Cambridge, Massachusetts: Harvard University Press, 1975

The invention of the wheel was a landmark in human history. Oddly enough, its use for transportation was abandoned throughout the Middle East and North Africa sometime between the third and sixth centuries of our era. The pack camel replaced the wagon, and wheeled vehicles remained virtually unknown from the time of their disappearance until the twentieth century, Mr.
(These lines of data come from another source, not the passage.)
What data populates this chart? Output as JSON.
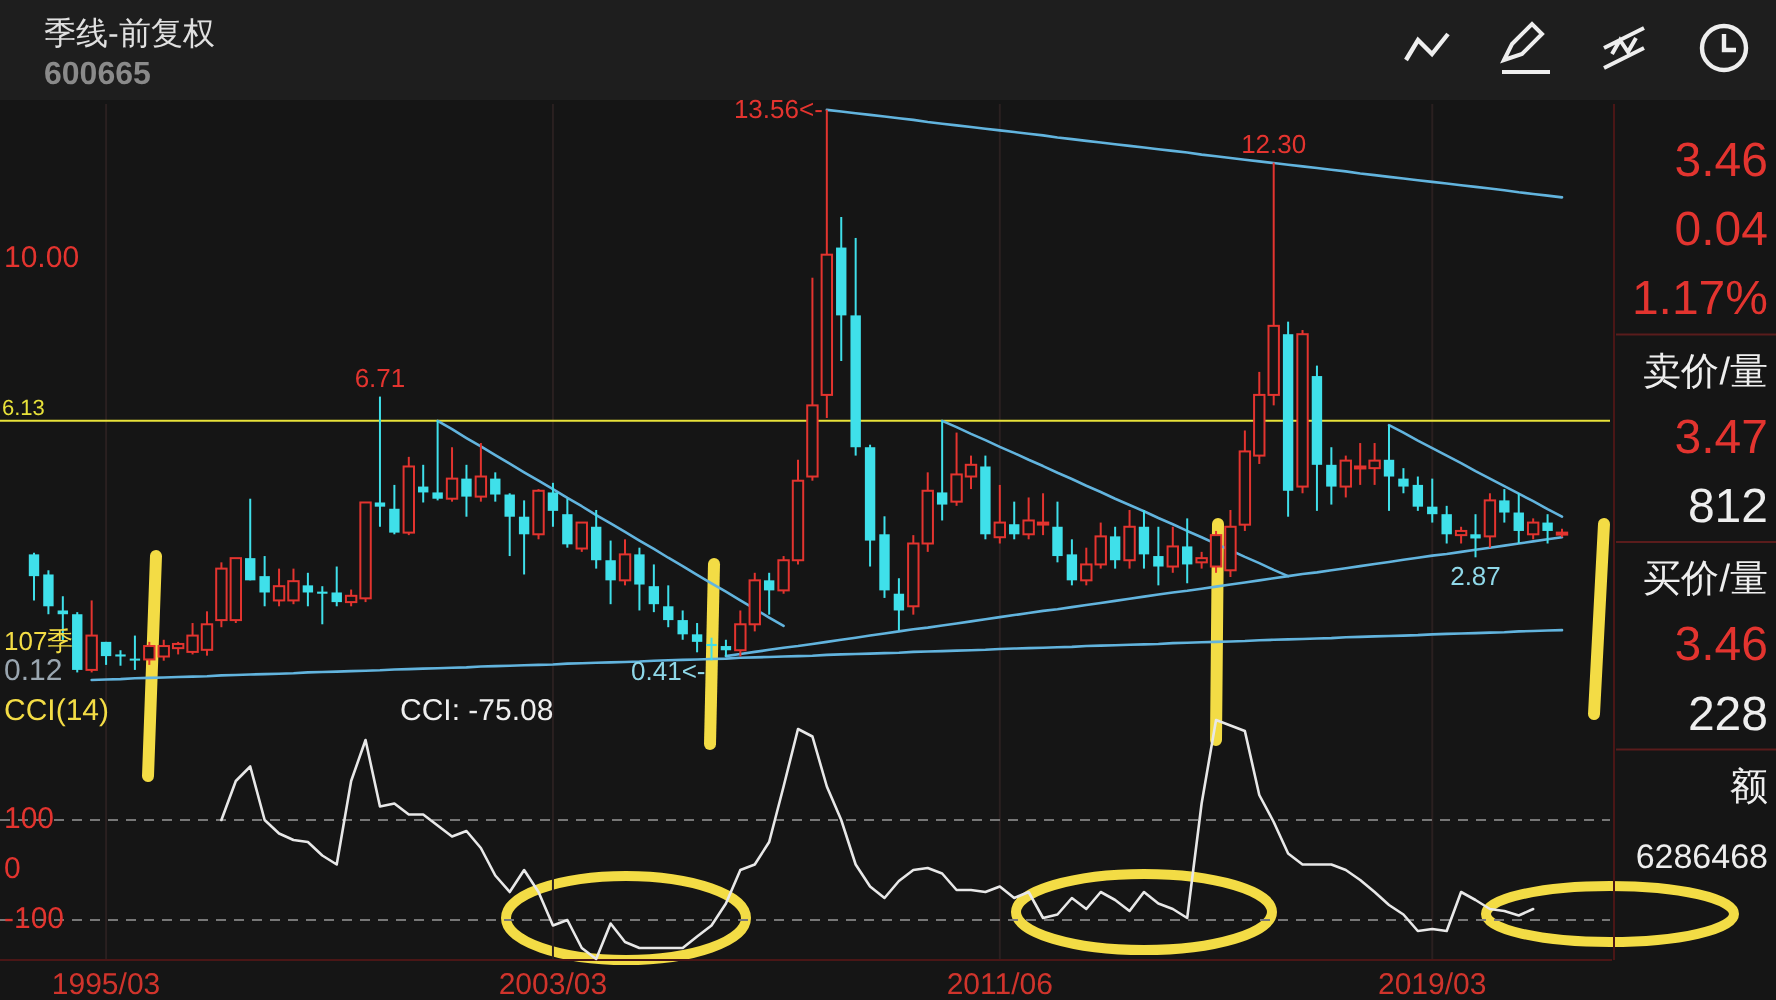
{
  "chart_data": [
    {
      "type": "candlestick",
      "title": "季线-前复权",
      "subtitle": "600665",
      "tick_labels": "y",
      "grid": "x",
      "categories": [
        null,
        null,
        null,
        null,
        null,
        "1995/03",
        null,
        null,
        null,
        null,
        null,
        null,
        null,
        null,
        null,
        null,
        null,
        null,
        null,
        null,
        null,
        null,
        null,
        null,
        null,
        null,
        null,
        null,
        null,
        null,
        null,
        null,
        null,
        null,
        null,
        null,
        "2003/03",
        null,
        null,
        null,
        null,
        null,
        null,
        null,
        null,
        null,
        null,
        null,
        null,
        null,
        null,
        null,
        null,
        null,
        null,
        null,
        null,
        null,
        null,
        null,
        null,
        null,
        null,
        null,
        null,
        null,
        null,
        "2011/06",
        null,
        null,
        null,
        null,
        null,
        null,
        null,
        null,
        null,
        null,
        null,
        null,
        null,
        null,
        null,
        null,
        null,
        null,
        null,
        null,
        null,
        null,
        null,
        null,
        null,
        null,
        null,
        null,
        null,
        "2019/03",
        null,
        null,
        null,
        null,
        null,
        null,
        null,
        null,
        null
      ],
      "ylim": [
        -0.3,
        13.7
      ],
      "yticks": [
        {
          "value": 0.12,
          "label": "0.12"
        },
        {
          "value": 10,
          "label": "10.00"
        }
      ],
      "ref_lines": [
        {
          "axis": "y",
          "value": 6.13,
          "label": "6.13",
          "color": "#e8e23a"
        }
      ],
      "ohlc": [
        [
          2.94,
          2.98,
          1.84,
          2.42
        ],
        [
          2.46,
          2.56,
          1.51,
          1.7
        ],
        [
          1.6,
          1.94,
          0.89,
          1.51
        ],
        [
          1.51,
          1.56,
          0.12,
          0.18
        ],
        [
          0.18,
          1.84,
          0.12,
          1.0
        ],
        [
          0.85,
          0.85,
          0.3,
          0.51
        ],
        [
          0.55,
          0.65,
          0.28,
          0.5
        ],
        [
          0.45,
          1.0,
          0.18,
          0.43
        ],
        [
          0.43,
          0.85,
          0.3,
          0.75
        ],
        [
          0.5,
          0.9,
          0.4,
          0.75
        ],
        [
          0.7,
          0.85,
          0.55,
          0.8
        ],
        [
          0.61,
          1.3,
          0.55,
          1.0
        ],
        [
          0.66,
          1.58,
          0.52,
          1.27
        ],
        [
          1.37,
          2.75,
          1.2,
          2.6
        ],
        [
          1.37,
          2.85,
          1.3,
          2.85
        ],
        [
          2.85,
          4.27,
          2.32,
          2.32
        ],
        [
          2.42,
          2.9,
          1.7,
          2.03
        ],
        [
          1.84,
          2.6,
          1.7,
          2.18
        ],
        [
          1.84,
          2.6,
          1.75,
          2.3
        ],
        [
          2.2,
          2.5,
          1.7,
          2.03
        ],
        [
          2.05,
          2.18,
          1.27,
          2.0
        ],
        [
          2.03,
          2.65,
          1.7,
          1.8
        ],
        [
          1.8,
          2.1,
          1.7,
          1.95
        ],
        [
          1.89,
          4.18,
          1.8,
          4.18
        ],
        [
          4.18,
          6.71,
          3.6,
          4.08
        ],
        [
          4.03,
          4.6,
          3.42,
          3.46
        ],
        [
          3.46,
          5.27,
          3.4,
          5.04
        ],
        [
          4.56,
          5.08,
          4.18,
          4.42
        ],
        [
          4.42,
          6.13,
          4.23,
          4.27
        ],
        [
          4.27,
          5.5,
          4.2,
          4.75
        ],
        [
          4.75,
          5.08,
          3.84,
          4.32
        ],
        [
          4.32,
          5.6,
          4.2,
          4.8
        ],
        [
          4.75,
          4.9,
          4.2,
          4.37
        ],
        [
          4.37,
          4.4,
          2.9,
          3.84
        ],
        [
          3.84,
          4.23,
          2.46,
          3.42
        ],
        [
          3.42,
          4.5,
          3.3,
          4.46
        ],
        [
          4.42,
          4.65,
          3.6,
          3.98
        ],
        [
          3.9,
          4.27,
          3.1,
          3.18
        ],
        [
          3.08,
          3.7,
          3.0,
          3.7
        ],
        [
          3.6,
          4.0,
          2.6,
          2.8
        ],
        [
          2.8,
          3.27,
          1.75,
          2.32
        ],
        [
          2.32,
          3.3,
          2.2,
          2.94
        ],
        [
          2.94,
          3.1,
          1.6,
          2.22
        ],
        [
          2.18,
          2.7,
          1.56,
          1.75
        ],
        [
          1.7,
          2.2,
          1.2,
          1.37
        ],
        [
          1.37,
          1.6,
          0.9,
          1.03
        ],
        [
          1.03,
          1.3,
          0.6,
          0.85
        ],
        [
          0.8,
          0.95,
          0.41,
          0.75
        ],
        [
          0.75,
          0.9,
          0.5,
          0.65
        ],
        [
          0.65,
          1.6,
          0.5,
          1.27
        ],
        [
          1.27,
          2.5,
          1.1,
          2.32
        ],
        [
          2.32,
          2.5,
          1.5,
          2.08
        ],
        [
          2.08,
          2.9,
          2.0,
          2.8
        ],
        [
          2.8,
          5.2,
          2.7,
          4.7
        ],
        [
          4.8,
          9.55,
          4.7,
          6.5
        ],
        [
          6.75,
          13.56,
          6.2,
          10.1
        ],
        [
          10.27,
          11.0,
          7.56,
          8.65
        ],
        [
          8.65,
          10.5,
          5.3,
          5.5
        ],
        [
          5.5,
          5.56,
          2.65,
          3.27
        ],
        [
          3.42,
          3.85,
          1.9,
          2.08
        ],
        [
          2.0,
          2.37,
          1.13,
          1.6
        ],
        [
          1.7,
          3.4,
          1.5,
          3.2
        ],
        [
          3.2,
          4.9,
          3.0,
          4.46
        ],
        [
          4.42,
          6.13,
          3.75,
          4.13
        ],
        [
          4.2,
          5.85,
          4.1,
          4.85
        ],
        [
          4.8,
          5.3,
          4.5,
          5.08
        ],
        [
          5.04,
          5.3,
          3.3,
          3.42
        ],
        [
          3.35,
          4.6,
          3.2,
          3.7
        ],
        [
          3.66,
          4.2,
          3.3,
          3.42
        ],
        [
          3.42,
          4.3,
          3.3,
          3.75
        ],
        [
          3.66,
          4.4,
          3.4,
          3.7
        ],
        [
          3.6,
          4.2,
          2.75,
          2.9
        ],
        [
          2.94,
          3.3,
          2.2,
          2.32
        ],
        [
          2.32,
          3.1,
          2.2,
          2.7
        ],
        [
          2.7,
          3.7,
          2.6,
          3.37
        ],
        [
          3.37,
          3.6,
          2.6,
          2.8
        ],
        [
          2.8,
          4.0,
          2.6,
          3.6
        ],
        [
          3.6,
          4.0,
          2.6,
          2.94
        ],
        [
          2.9,
          3.6,
          2.2,
          2.65
        ],
        [
          2.65,
          3.6,
          2.5,
          3.13
        ],
        [
          3.13,
          3.8,
          2.25,
          2.7
        ],
        [
          2.75,
          3.0,
          2.6,
          2.85
        ],
        [
          2.65,
          3.5,
          2.5,
          3.4
        ],
        [
          2.56,
          4.0,
          2.4,
          3.6
        ],
        [
          3.65,
          5.9,
          3.5,
          5.4
        ],
        [
          5.3,
          7.3,
          5.1,
          6.75
        ],
        [
          6.75,
          12.3,
          6.5,
          8.4
        ],
        [
          8.2,
          8.5,
          3.84,
          4.46
        ],
        [
          4.56,
          8.3,
          4.4,
          8.2
        ],
        [
          7.2,
          7.45,
          3.98,
          5.08
        ],
        [
          5.08,
          5.5,
          4.13,
          4.56
        ],
        [
          4.56,
          5.3,
          4.3,
          5.18
        ],
        [
          5.0,
          5.6,
          4.6,
          5.04
        ],
        [
          5.0,
          5.6,
          4.6,
          5.18
        ],
        [
          5.2,
          6.03,
          3.98,
          4.8
        ],
        [
          4.75,
          5.0,
          4.4,
          4.56
        ],
        [
          4.6,
          4.8,
          3.98,
          4.08
        ],
        [
          4.08,
          4.75,
          3.7,
          3.9
        ],
        [
          3.9,
          4.1,
          3.2,
          3.42
        ],
        [
          3.4,
          3.6,
          3.2,
          3.5
        ],
        [
          3.42,
          3.9,
          2.87,
          3.32
        ],
        [
          3.37,
          4.4,
          3.1,
          4.23
        ],
        [
          4.23,
          4.5,
          3.7,
          3.94
        ],
        [
          3.94,
          4.4,
          3.2,
          3.5
        ],
        [
          3.42,
          3.8,
          3.3,
          3.7
        ],
        [
          3.7,
          3.9,
          3.2,
          3.5
        ],
        [
          3.42,
          3.55,
          3.35,
          3.46
        ]
      ],
      "series": [
        {
          "type": "line",
          "color": "#62b4de",
          "values": [
            null,
            null,
            null,
            null,
            null,
            null,
            null,
            null,
            null,
            null,
            null,
            null,
            null,
            null,
            null,
            null,
            null,
            null,
            null,
            null,
            null,
            null,
            null,
            null,
            null,
            null,
            null,
            null,
            6.13,
            5.93,
            5.72,
            5.52,
            5.31,
            5.11,
            4.9,
            4.7,
            4.5,
            4.29,
            4.09,
            3.88,
            3.68,
            3.48,
            3.27,
            3.07,
            2.86,
            2.66,
            2.45,
            2.25,
            2.05,
            1.84,
            1.64,
            1.43,
            1.23,
            null,
            null,
            null,
            null,
            null,
            null,
            null,
            null,
            null,
            null,
            null,
            null,
            null,
            null,
            null,
            null,
            null,
            null,
            null,
            null,
            null,
            null,
            null,
            null,
            null,
            null,
            null,
            null,
            null,
            null,
            null,
            null,
            null,
            null,
            null,
            null,
            null,
            null,
            null,
            null,
            null,
            null,
            null,
            null,
            null,
            null,
            null,
            null,
            null,
            null,
            null,
            null,
            null,
            null
          ]
        },
        {
          "type": "line",
          "color": "#62b4de",
          "values": [
            null,
            null,
            null,
            null,
            -0.06,
            -0.05,
            -0.04,
            -0.02,
            -0.01,
            0.0,
            0.01,
            0.02,
            0.03,
            0.05,
            0.06,
            0.07,
            0.08,
            0.09,
            0.1,
            0.12,
            0.13,
            0.14,
            0.15,
            0.16,
            0.17,
            0.19,
            0.2,
            0.21,
            0.22,
            0.23,
            0.24,
            0.26,
            0.27,
            0.28,
            0.29,
            0.3,
            0.31,
            0.33,
            0.34,
            0.35,
            0.36,
            0.37,
            0.38,
            0.4,
            0.41,
            0.42,
            0.43,
            0.44,
            0.45,
            0.47,
            0.48,
            0.49,
            0.5,
            0.51,
            0.52,
            0.54,
            0.55,
            0.56,
            0.57,
            0.58,
            0.59,
            0.61,
            0.62,
            0.63,
            0.64,
            0.65,
            0.66,
            0.68,
            0.69,
            0.7,
            0.71,
            0.72,
            0.73,
            0.75,
            0.76,
            0.77,
            0.78,
            0.79,
            0.8,
            0.82,
            0.83,
            0.84,
            0.85,
            0.86,
            0.87,
            0.89,
            0.9,
            0.91,
            0.92,
            0.93,
            0.94,
            0.96,
            0.97,
            0.98,
            0.99,
            1.0,
            1.01,
            1.03,
            1.04,
            1.05,
            1.06,
            1.07,
            1.08,
            1.1,
            1.11,
            1.12,
            1.13
          ]
        },
        {
          "type": "line",
          "color": "#62b4de",
          "values": [
            null,
            null,
            null,
            null,
            null,
            null,
            null,
            null,
            null,
            null,
            null,
            null,
            null,
            null,
            null,
            null,
            null,
            null,
            null,
            null,
            null,
            null,
            null,
            null,
            null,
            null,
            null,
            null,
            null,
            null,
            null,
            null,
            null,
            null,
            null,
            null,
            null,
            null,
            null,
            null,
            null,
            null,
            null,
            null,
            null,
            null,
            null,
            null,
            0.51,
            0.56,
            0.61,
            0.66,
            0.71,
            0.75,
            0.8,
            0.85,
            0.9,
            0.95,
            1.0,
            1.05,
            1.1,
            1.15,
            1.19,
            1.24,
            1.29,
            1.34,
            1.39,
            1.44,
            1.49,
            1.54,
            1.59,
            1.63,
            1.68,
            1.73,
            1.78,
            1.83,
            1.88,
            1.93,
            1.98,
            2.03,
            2.07,
            2.12,
            2.17,
            2.22,
            2.27,
            2.32,
            2.37,
            2.42,
            2.47,
            2.51,
            2.56,
            2.61,
            2.66,
            2.71,
            2.76,
            2.81,
            2.86,
            2.91,
            2.95,
            3.0,
            3.05,
            3.1,
            3.15,
            3.2,
            3.25,
            3.3,
            3.35
          ]
        },
        {
          "type": "line",
          "color": "#62b4de",
          "values": [
            null,
            null,
            null,
            null,
            null,
            null,
            null,
            null,
            null,
            null,
            null,
            null,
            null,
            null,
            null,
            null,
            null,
            null,
            null,
            null,
            null,
            null,
            null,
            null,
            null,
            null,
            null,
            null,
            null,
            null,
            null,
            null,
            null,
            null,
            null,
            null,
            null,
            null,
            null,
            null,
            null,
            null,
            null,
            null,
            null,
            null,
            null,
            null,
            null,
            null,
            null,
            null,
            null,
            null,
            null,
            null,
            null,
            null,
            null,
            null,
            null,
            null,
            null,
            6.13,
            5.98,
            5.82,
            5.67,
            5.51,
            5.36,
            5.2,
            5.05,
            4.89,
            4.74,
            4.58,
            4.43,
            4.27,
            4.12,
            3.97,
            3.81,
            3.66,
            3.5,
            3.35,
            3.19,
            3.04,
            2.88,
            2.73,
            2.57,
            2.42,
            null,
            null,
            null,
            null,
            null,
            null,
            null,
            null,
            null,
            null,
            null,
            null,
            null,
            null,
            null,
            null,
            null,
            null,
            null
          ]
        },
        {
          "type": "line",
          "color": "#62b4de",
          "values": [
            null,
            null,
            null,
            null,
            null,
            null,
            null,
            null,
            null,
            null,
            null,
            null,
            null,
            null,
            null,
            null,
            null,
            null,
            null,
            null,
            null,
            null,
            null,
            null,
            null,
            null,
            null,
            null,
            null,
            null,
            null,
            null,
            null,
            null,
            null,
            null,
            null,
            null,
            null,
            null,
            null,
            null,
            null,
            null,
            null,
            null,
            null,
            null,
            null,
            null,
            null,
            null,
            null,
            null,
            null,
            null,
            null,
            null,
            null,
            null,
            null,
            null,
            null,
            null,
            null,
            null,
            null,
            null,
            null,
            null,
            null,
            null,
            null,
            null,
            null,
            null,
            null,
            null,
            null,
            null,
            null,
            null,
            null,
            null,
            null,
            null,
            null,
            null,
            null,
            null,
            null,
            null,
            null,
            null,
            6.03,
            5.85,
            5.66,
            5.48,
            5.3,
            5.12,
            4.93,
            4.75,
            4.57,
            4.39,
            4.21,
            4.02,
            3.84
          ]
        },
        {
          "type": "line",
          "color": "#62b4de",
          "values": [
            null,
            null,
            null,
            null,
            null,
            null,
            null,
            null,
            null,
            null,
            null,
            null,
            null,
            null,
            null,
            null,
            null,
            null,
            null,
            null,
            null,
            null,
            null,
            null,
            null,
            null,
            null,
            null,
            null,
            null,
            null,
            null,
            null,
            null,
            null,
            null,
            null,
            null,
            null,
            null,
            null,
            null,
            null,
            null,
            null,
            null,
            null,
            null,
            null,
            null,
            null,
            null,
            null,
            null,
            null,
            13.56,
            13.52,
            13.48,
            13.44,
            13.4,
            13.36,
            13.32,
            13.27,
            13.23,
            13.19,
            13.15,
            13.11,
            13.07,
            13.03,
            12.99,
            12.95,
            12.9,
            12.86,
            12.82,
            12.78,
            12.74,
            12.7,
            12.66,
            12.62,
            12.58,
            12.54,
            12.49,
            12.45,
            12.41,
            12.37,
            12.33,
            12.29,
            12.25,
            12.21,
            12.17,
            12.13,
            12.09,
            12.04,
            12.0,
            11.96,
            11.92,
            11.88,
            11.84,
            11.8,
            11.76,
            11.72,
            11.68,
            11.64,
            11.59,
            11.55,
            11.51,
            11.47
          ]
        }
      ],
      "annotations": [
        "13.56<-",
        {
          "text": "6.71",
          "y": 6.71
        },
        {
          "text": "0.41<-",
          "y": 0.41
        },
        {
          "text": "12.30",
          "y": 12.3
        },
        {
          "text": "2.87",
          "y": 2.87
        },
        "107季"
      ]
    },
    {
      "type": "line",
      "title": "CCI(14)",
      "grid": "x",
      "categories": [
        null,
        null,
        null,
        null,
        null,
        "1995/03",
        null,
        null,
        null,
        null,
        null,
        null,
        null,
        null,
        null,
        null,
        null,
        null,
        null,
        null,
        null,
        null,
        null,
        null,
        null,
        null,
        null,
        null,
        null,
        null,
        null,
        null,
        null,
        null,
        null,
        null,
        "2003/03",
        null,
        null,
        null,
        null,
        null,
        null,
        null,
        null,
        null,
        null,
        null,
        null,
        null,
        null,
        null,
        null,
        null,
        null,
        null,
        null,
        null,
        null,
        null,
        null,
        null,
        null,
        null,
        null,
        null,
        null,
        "2011/06",
        null,
        null,
        null,
        null,
        null,
        null,
        null,
        null,
        null,
        null,
        null,
        null,
        null,
        null,
        null,
        null,
        null,
        null,
        null,
        null,
        null,
        null,
        null,
        null,
        null,
        null,
        null,
        null,
        null,
        "2019/03",
        null,
        null,
        null,
        null,
        null,
        null,
        null,
        null,
        null
      ],
      "ylim": [
        -180,
        360
      ],
      "yticks": [
        -100,
        0,
        100
      ],
      "ref_lines": [
        {
          "axis": "y",
          "value": 100,
          "color": "#777777",
          "line_style": "dashed"
        },
        {
          "axis": "y",
          "value": -100,
          "color": "#777777",
          "line_style": "dashed"
        }
      ],
      "series": [
        {
          "color": "#e8e8e8",
          "values": [
            null,
            null,
            null,
            null,
            null,
            null,
            null,
            null,
            null,
            null,
            null,
            null,
            null,
            100,
            178,
            207,
            100,
            73,
            60,
            56,
            29,
            11,
            178,
            260,
            127,
            133,
            111,
            111,
            89,
            67,
            78,
            44,
            -11,
            -44,
            0,
            -44,
            -111,
            -100,
            -156,
            -178,
            -107,
            -144,
            -156,
            -156,
            -156,
            -156,
            -133,
            -111,
            -67,
            0,
            11,
            56,
            167,
            282,
            267,
            167,
            100,
            11,
            -33,
            -56,
            -22,
            0,
            4,
            -7,
            -40,
            -40,
            -44,
            -33,
            -56,
            -44,
            -96,
            -89,
            -56,
            -78,
            -44,
            -60,
            -82,
            -44,
            -67,
            -78,
            -96,
            133,
            300,
            289,
            278,
            150,
            96,
            33,
            11,
            11,
            11,
            0,
            -20,
            -44,
            -70,
            -89,
            -122,
            -118,
            -122,
            -44,
            -60,
            -78,
            -82,
            -91,
            -78,
            null,
            null
          ]
        }
      ],
      "annotations": [
        "CCI: -75.08"
      ]
    },
    {
      "type": "other",
      "annotations": [
        "3.46",
        "0.04",
        "1.17%",
        "卖价/量",
        "3.47",
        "812",
        "买价/量",
        "3.46",
        "228",
        "额",
        "6286468"
      ]
    }
  ]
}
Bulliet's richly illustrated study is devoted to an explanation of this anomaly.

In exploring why a vast area of the globe, encompassing some of our most advanced societies, at a certain time in history turned from the wheel to the camel, the author analyzes the development of camel domestication and the technology of their utilization; the rise of the camel-breeding nomads as a political force and the linking of their political ascendancy with the social and economic integration between desert and sown land; and the implications of wheellessness for the economic and social development of the area during the Middle Ages and modern times. His account of European and American experiments with camels is a reminder of how closely tied a species of work animal is to the entire social context. Mr. Bulliet draws on anthropological, linguistic, and archaeological evidence to tell his fascinating story.

Richard W. Bulliet, Lecturer in Near Eastern Studies at the University of California, Berkeley, is the author of The Patricians of Nishapur and a murder mystery called Kicked to Death by a Camel.